Nuestra primavera árabe
No esperemos un líder fuerte y honrado. Toda democracia que no se asiente sobre una ciudadanía educada y consciente de sus derechos será de mala calidad
Allá por febrero de 2011, creímos ingenuamente que la democracia estaba a punto de florecer en el mundo árabe. Cayeron Ben Ali en Túnez, Mubarak en Egipto, Gadafi en Libia y empezaron las rebeliones en Yemen y Siria. El mundo árabe despertaba, al fin. Todos deseábamos que aquellos festivos ocupantes de plazas céntricas triunfaran; queríamos ver expulsados, encarcelados o incluso algo peor a aquellos criminales chulescos tantas veces fotografiados cargados de oropeles. Arrancando la costra de las dictaduras, aparecería en aquellos sufridos países la sonrosada carne de la democracia.
Han pasado cinco años. Solo sobrevive una democracia, y frágil, en Túnez. En Egipto ha vuelto la dictadura militar, ahora bajo otro espadón. Salvajes atentados periódicos ahuyentan en ambos países el turismo, fuente esencial de sus divisas. Y en Libia y Siria siguen dos terribles guerras civiles para las que no se vislumbra final.
Y es que la democracia no es una planta que crezca de manera espontánea. Al revés, es antinatural, pues está pensada para desviar y reprimir la innata tendencia humana a imponer por la fuerza nuestra voluntad a los demás. La democracia hay que aprenderla, y no como una lección teórica, sino en la práctica. Requiere siglos.
Hasta aquí, es posible que el lector esté de acuerdo conmigo. Pero ahora llega el escándalo, porque estoy pensando en España. Y oigo alzarse protestas ¿no estará usted comparándonos con esos “moros”?

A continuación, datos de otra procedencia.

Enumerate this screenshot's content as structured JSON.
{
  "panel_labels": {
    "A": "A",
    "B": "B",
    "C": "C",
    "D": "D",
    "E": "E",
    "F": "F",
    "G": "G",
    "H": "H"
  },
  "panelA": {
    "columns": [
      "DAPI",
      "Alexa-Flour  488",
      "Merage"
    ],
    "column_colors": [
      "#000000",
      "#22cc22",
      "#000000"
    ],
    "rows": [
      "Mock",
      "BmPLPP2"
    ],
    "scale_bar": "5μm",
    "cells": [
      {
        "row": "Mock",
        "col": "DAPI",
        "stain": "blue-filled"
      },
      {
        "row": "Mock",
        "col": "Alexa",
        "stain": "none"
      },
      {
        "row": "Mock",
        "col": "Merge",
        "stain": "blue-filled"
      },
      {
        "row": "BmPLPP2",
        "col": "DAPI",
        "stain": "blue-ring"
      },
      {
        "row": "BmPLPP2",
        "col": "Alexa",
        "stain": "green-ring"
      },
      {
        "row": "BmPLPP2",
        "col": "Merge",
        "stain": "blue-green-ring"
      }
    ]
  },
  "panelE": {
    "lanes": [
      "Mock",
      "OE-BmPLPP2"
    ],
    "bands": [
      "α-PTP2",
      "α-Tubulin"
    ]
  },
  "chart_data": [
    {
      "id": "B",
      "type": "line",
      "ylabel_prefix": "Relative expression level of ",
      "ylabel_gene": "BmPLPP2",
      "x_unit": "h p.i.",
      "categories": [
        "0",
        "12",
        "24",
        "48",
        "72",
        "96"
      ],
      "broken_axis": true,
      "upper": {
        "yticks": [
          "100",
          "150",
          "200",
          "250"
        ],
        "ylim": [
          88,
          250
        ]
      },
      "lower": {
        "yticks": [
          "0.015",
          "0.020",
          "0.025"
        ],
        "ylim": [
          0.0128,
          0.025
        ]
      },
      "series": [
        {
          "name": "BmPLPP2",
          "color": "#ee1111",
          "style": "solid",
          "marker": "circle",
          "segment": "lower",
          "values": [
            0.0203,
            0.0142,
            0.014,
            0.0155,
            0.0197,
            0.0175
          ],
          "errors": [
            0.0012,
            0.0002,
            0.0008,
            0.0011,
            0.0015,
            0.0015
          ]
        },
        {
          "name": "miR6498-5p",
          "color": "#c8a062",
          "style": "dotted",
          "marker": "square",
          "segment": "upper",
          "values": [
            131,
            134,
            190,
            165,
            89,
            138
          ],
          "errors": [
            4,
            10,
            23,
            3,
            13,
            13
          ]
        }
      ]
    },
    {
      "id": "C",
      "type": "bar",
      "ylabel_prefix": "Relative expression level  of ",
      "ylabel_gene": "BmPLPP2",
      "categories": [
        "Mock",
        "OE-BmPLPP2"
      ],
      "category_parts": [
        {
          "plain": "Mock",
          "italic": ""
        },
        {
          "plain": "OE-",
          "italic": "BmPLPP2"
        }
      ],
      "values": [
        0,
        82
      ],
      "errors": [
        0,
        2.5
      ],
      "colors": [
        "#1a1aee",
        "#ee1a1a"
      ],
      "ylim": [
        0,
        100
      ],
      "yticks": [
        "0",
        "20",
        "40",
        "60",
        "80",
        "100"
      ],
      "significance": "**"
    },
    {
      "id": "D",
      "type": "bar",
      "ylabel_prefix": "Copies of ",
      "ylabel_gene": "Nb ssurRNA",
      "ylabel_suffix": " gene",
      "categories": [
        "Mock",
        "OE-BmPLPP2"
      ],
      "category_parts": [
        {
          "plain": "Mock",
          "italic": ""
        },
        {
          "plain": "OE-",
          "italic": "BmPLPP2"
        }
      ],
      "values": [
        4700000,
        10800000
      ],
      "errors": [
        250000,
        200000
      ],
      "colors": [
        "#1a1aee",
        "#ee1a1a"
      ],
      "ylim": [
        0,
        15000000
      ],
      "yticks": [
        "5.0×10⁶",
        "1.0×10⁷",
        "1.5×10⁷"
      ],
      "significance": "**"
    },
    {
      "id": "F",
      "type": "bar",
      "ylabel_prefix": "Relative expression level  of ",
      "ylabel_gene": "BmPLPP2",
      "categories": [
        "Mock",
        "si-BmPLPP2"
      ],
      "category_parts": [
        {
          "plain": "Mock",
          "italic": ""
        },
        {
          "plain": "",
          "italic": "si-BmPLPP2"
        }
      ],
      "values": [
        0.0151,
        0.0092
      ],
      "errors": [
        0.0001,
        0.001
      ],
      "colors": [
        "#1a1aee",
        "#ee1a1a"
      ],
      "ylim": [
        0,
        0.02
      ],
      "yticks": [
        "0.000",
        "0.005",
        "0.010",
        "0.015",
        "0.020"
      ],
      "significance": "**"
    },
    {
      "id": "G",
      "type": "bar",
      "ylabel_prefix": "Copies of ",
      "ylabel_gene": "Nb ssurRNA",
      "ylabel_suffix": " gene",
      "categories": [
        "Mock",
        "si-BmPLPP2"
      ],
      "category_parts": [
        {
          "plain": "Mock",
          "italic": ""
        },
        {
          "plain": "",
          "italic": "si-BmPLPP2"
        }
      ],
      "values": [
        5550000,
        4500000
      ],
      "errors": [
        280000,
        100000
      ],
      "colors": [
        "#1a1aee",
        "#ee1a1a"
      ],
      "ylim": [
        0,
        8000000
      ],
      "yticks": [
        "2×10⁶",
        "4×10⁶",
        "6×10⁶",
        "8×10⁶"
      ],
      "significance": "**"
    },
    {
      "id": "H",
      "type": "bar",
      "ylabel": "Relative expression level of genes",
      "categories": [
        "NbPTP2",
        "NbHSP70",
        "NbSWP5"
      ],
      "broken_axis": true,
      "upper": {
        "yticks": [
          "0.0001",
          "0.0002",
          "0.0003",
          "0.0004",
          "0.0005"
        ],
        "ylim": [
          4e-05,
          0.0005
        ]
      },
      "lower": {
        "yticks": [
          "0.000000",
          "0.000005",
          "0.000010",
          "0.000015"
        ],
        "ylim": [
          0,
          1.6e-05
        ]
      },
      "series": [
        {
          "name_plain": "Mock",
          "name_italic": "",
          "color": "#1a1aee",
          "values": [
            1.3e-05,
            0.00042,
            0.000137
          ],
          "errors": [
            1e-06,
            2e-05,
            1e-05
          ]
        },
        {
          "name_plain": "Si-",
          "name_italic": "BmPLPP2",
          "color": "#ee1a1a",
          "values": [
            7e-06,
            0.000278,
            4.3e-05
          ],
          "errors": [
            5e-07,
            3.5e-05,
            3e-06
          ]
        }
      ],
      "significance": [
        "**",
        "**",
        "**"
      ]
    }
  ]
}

Pues exagero un poco, porque aquí la democracia está estabilizada, pero es de mala calidad. Y tampoco se implantó con facilidad. Si contamos desde la primera revolución liberal, durante la guerra napoleónica, hasta la Transición posfranquista, ha habido media docena de constituciones, varias dictaduras y guerras civiles, un sinnúmero de pronunciamientos, a lo largo de —se dice pronto— 170 años. Los últimos cuarenta, bajo una dictadura francamente —nunca mejor dicho— despiadada. La gente aprendió a obedecer, sí, pero solo porque quien se desmandaba sentía el látigo en su espalda, no porque interiorizaran que convivir exige normas.